How does he see Farooq Kperogi, the man behind the ‘angry keyboard’, I asked? And how does he relax when he is not engaged in artistic pugilism? What puts smiles on his face?
He described Farooq Kperogi as “a mild-mannered, self-possessed, even-tempered, and somewhat introverted person. I know this self-characterization is at variance with my public persona. But this is true of most human beings. There is always a disjunction between people’s public persona and who they really are.”

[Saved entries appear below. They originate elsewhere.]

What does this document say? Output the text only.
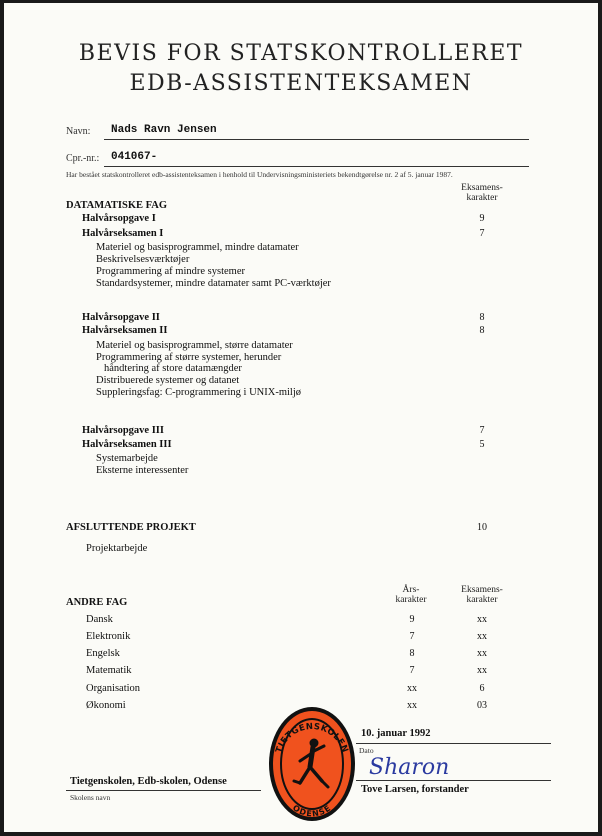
BEVIS FOR STATSKONTROLLERET
EDB-ASSISTENTEKSAMEN
Navn: Nads Ravn Jensen
Cpr.-nr.: 041067-
Har bestået statskontrolleret edb-assistenteksamen i henhold til Undervisningsministeriets bekendtgørelse nr. 2 af 5. januar 1987.
Eksamens-
karakter
DATAMATISKE FAG
Halvårsopgave I	9
Halvårseksamen I	7
Materiel og basisprogrammel, mindre datamater
Beskrivelsesværktøjer
Programmering af mindre systemer
Standardsystemer, mindre datamater samt PC-værktøjer
Halvårsopgave II	8
Halvårseksamen II	8
Materiel og basisprogrammel, større datamater
Programmering af større systemer, herunder
håndtering af store datamængder
Distribuerede systemer og datanet
Suppleringsfag: C-programmering i UNIX-miljø
Halvårsopgave III	7
Halvårseksamen III	5
Systemarbejde
Eksterne interessenter
AFSLUTTENDE PROJEKT	10
Projektarbejde
Års-
karakter
Eksamens-
karakter
ANDRE FAG
Dansk	9	xx
Elektronik	7	xx
Engelsk	8	xx
Matematik	7	xx
Organisation	xx	6
Økonomi	xx	03
10. januar 1992
Dato
Tietgenskolen, Edb-skolen, Odense
Skolens navn
Sharon
Tove Larsen, forstander
TIETGENSKOLEN
ODENSE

“I can’t tell you the number of times people who have met me after reading me for years say they’re taken aback by what they call my humility; they imagined that I was an arrogant, fire-spitting radical who would passionately disagree with them and stop them mid-sentence. They thought I was a cantankerous, venomous-tongued conversationalist who would not allow his interlocutors to get a word in edgeways, who would correct their grammar, and insist on being right all the time. In reality, I am mellow, gracious, a bit shy, and allow extroverted people to dominate conversations. I am talkative only when I meet overly introverted people because I hate the awkwardness of dull moments.”
“I mostly relax at home with my family when I am not working. I find immense joy and comfort in the company of my wife and children. I don’t party. I don’t drink. I don’t smoke. I don’t womanize. I am a boring person. My family is my biggest source of joy.
“I also enjoy yard work and landscaping—mowing the lawn, trimming the hedges, mulching, edging the driveway, curbs, and sidewalks, etc. I put a lot of pressure on my neighbours to keep their lawns clean and healthy.